I am eight months pregnant.
Around the time other pregnant people start slowing down at work, I panic trying to finish as many papers as possible, because a résumé gap will make me less employable in the future. While my pregnant friends choose the best crib, I’m buying baby furniture that is easy to move, because I have been working in two continents and three countries since 2016. As expecting couples paint the baby room’s walls, I choose removable stickers to decorate my rented apartment, because no bank would give me a mortgage to buy a house with my work contract. When other parents-to-be attract Instagram likes with pictures of cute baby bumps, I shared on Twitter my pregnant belly to denounce the issue of casualisation in academia, following a campaign started by the Dutch collectives Casual Academy, 0.7, and WOinActie.
I will be back from parental leave and my contract as a lecturer in Media and communication for ESHCC will likely not be renewed, even if I have good students’ and supervisors’ evaluations, an excellent publication record, and I perform work – such as BA and MA thesis supervision – that is desperately needed by my department.
As this is a widespread issue in Dutch academia, many of my brilliant colleagues are also hired as temporary lecturers, often exploited through part-time contracts that require full-time efforts. Departments keep people in temporary positions by misleadingly invoking the Dutch Collective Labour Agreement, which nonetheless states that people performing structural academic work should be offered a permanent contract. This casualisation has a huge impact on lecturers’ lives, something I feel even more now than I am pregnant, for three main reasons.
First, as lecturers we are often infantilised, as if we were twenty-somethings living with roommates. Aside from the fact that everybody deserves a good working contract despite age and family condition, many lecturers are already in their thirties and forties. Several academics, me included, have what doctors call ‘geriatric’ pregnancies, while at the same time being called ‘early-career’ or ‘junior lecturers’ at work. This does not only impact pregnant people, but has a detrimental effect on life decisions such as getting married, settling somewhere, or buying a house.
Second, as a woman in higher education I know I have it harder than men. Last year Erasmus University celebrated the fact that a quarter of full professors are women, nonetheless a very low percentage compared to other European universities.
While there are many reasons for this gender gap, taking maternity leave and parenting (tasks not exclusive to, but mostly performed by women) often means being excluded from projects and publications, because of the culture of overworking and competition in academia. This affects working-class, non-white, and non-cishet women the most, and is exacerbated by the lack of maternity leave policies from agencies and employers worldwide.
Third, being the relatively new temporary lecturer, I often feel I need to prove myself ‘strong’ and I do not have space for my personal and professional struggles. This is not only limited to pregnancy, but includes people with disabilities, chronic illnesses, personal struggles: in the last two years, I almost did not dare to ask for time off to mourn the loss of my grandmother, uncle, and father. Especially during lockdowns, temporary lecturers often feel unsupported and unseen within their working environments, with deans and senior colleagues barely knowing their names and faces.

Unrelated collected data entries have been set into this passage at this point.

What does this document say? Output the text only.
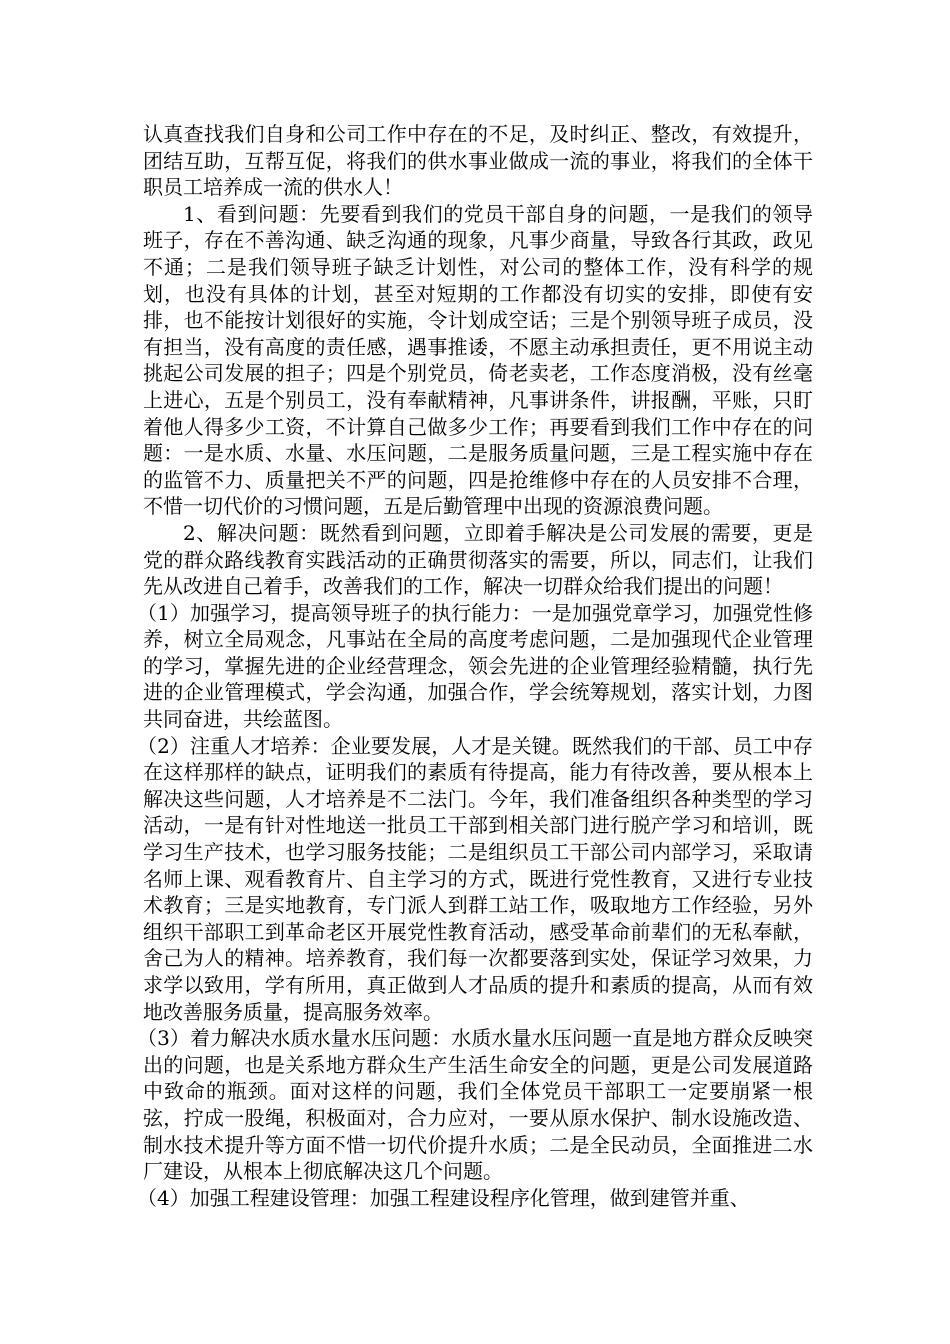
认真查找我们自身和公司工作中存在的不足，及时纠正、整改，有效提升，团结互助，互帮互促，将我们的供水事业做成一流的事业，将我们的全体干职员工培养成一流的供水人！

1、看到问题：先要看到我们的党员干部自身的问题，一是我们的领导班子，存在不善沟通、缺乏沟通的现象，凡事少商量，导致各行其政，政见不通；二是我们领导班子缺乏计划性，对公司的整体工作，没有科学的规划，也没有具体的计划，甚至对短期的工作都没有切实的安排，即使有安排，也不能按计划很好的实施，令计划成空话；三是个别领导班子成员，没有担当，没有高度的责任感，遇事推诿，不愿主动承担责任，更不用说主动挑起公司发展的担子；四是个别党员，倚老卖老，工作态度消极，没有丝毫上进心，五是个别员工，没有奉献精神，凡事讲条件，讲报酬，平账，只盯着他人得多少工资，不计算自己做多少工作；再要看到我们工作中存在的问题：一是水质、水量、水压问题，二是服务质量问题，三是工程实施中存在的监管不力、质量把关不严的问题，四是抢维修中存在的人员安排不合理，不惜一切代价的习惯问题，五是后勤管理中出现的资源浪费问题。

2、解决问题：既然看到问题，立即着手解决是公司发展的需要，更是党的群众路线教育实践活动的正确贯彻落实的需要，所以，同志们，让我们先从改进自己着手，改善我们的工作，解决一切群众给我们提出的问题！

（1）加强学习，提高领导班子的执行能力：一是加强党章学习，加强党性修养，树立全局观念，凡事站在全局的高度考虑问题，二是加强现代企业管理的学习，掌握先进的企业经营理念，领会先进的企业管理经验精髓，执行先进的企业管理模式，学会沟通，加强合作，学会统筹规划，落实计划，力图共同奋进，共绘蓝图。

（2）注重人才培养：企业要发展，人才是关键。既然我们的干部、员工中存在这样那样的缺点，证明我们的素质有待提高，能力有待改善，要从根本上解决这些问题，人才培养是不二法门。今年，我们准备组织各种类型的学习活动，一是有针对性地送一批员工干部到相关部门进行脱产学习和培训，既学习生产技术，也学习服务技能；二是组织员工干部公司内部学习，采取请名师上课、观看教育片、自主学习的方式，既进行党性教育，又进行专业技术教育；三是实地教育，专门派人到群工站工作，吸取地方工作经验，另外组织干部职工到革命老区开展党性教育活动，感受革命前辈们的无私奉献，舍己为人的精神。培养教育，我们每一次都要落到实处，保证学习效果，力求学以致用，学有所用，真正做到人才品质的提升和素质的提高，从而有效地改善服务质量，提高服务效率。

（3）着力解决水质水量水压问题：水质水量水压问题一直是地方群众反映突出的问题，也是关系地方群众生产生活生命安全的问题，更是公司发展道路中致命的瓶颈。面对这样的问题，我们全体党员干部职工一定要崩紧一根弦，拧成一股绳，积极面对，合力应对，一要从原水保护、制水设施改造、制水技术提升等方面不惜一切代价提升水质；二是全民动员，全面推进二水厂建设，从根本上彻底解决这几个问题。

（4）加强工程建设管理：加强工程建设程序化管理，做到建管并重、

This is even more frustrating when thinking that universities would benefit from supporting the academic growth of talented researchers and educators. People in temporary contracts, including myself, are often prevented from applying to funding schemes (e.g., Vidi grants) for ‘fear’ they would win grants and bring to departments, together with money and prestige, also the obligation to hire them.
Teachers are told that they are perfectly replaceable, even though with every lecturer leaving university there’s the loss of unique expertise and set of skills. Not to mention the budget and time costs in terms of hiring, relocating, and training new lecturers, lack of continuity in students’ education, permanent staff being burdened with administrative and coordination tasks temporary staff cannot perform. Casualisation is hurting temporary staff members, but it is also a systemic issue that is damaging universities.
I shared my story because it is not unique, but tragically common. But what can be done to improve the system? Permanent and temporary staff members and students can join a union and report cases of contract inflations, get engaged with Dutch collectives such as Casual Academy and support their actions, be vocal with Faculty and University Councils. This will create the conditions for the excellent university we all deserve.
This article is a summary of a post Giulia Evolvi published on her personal blog, discussing the experience of being a pregnant woman with a temporary contract in academia.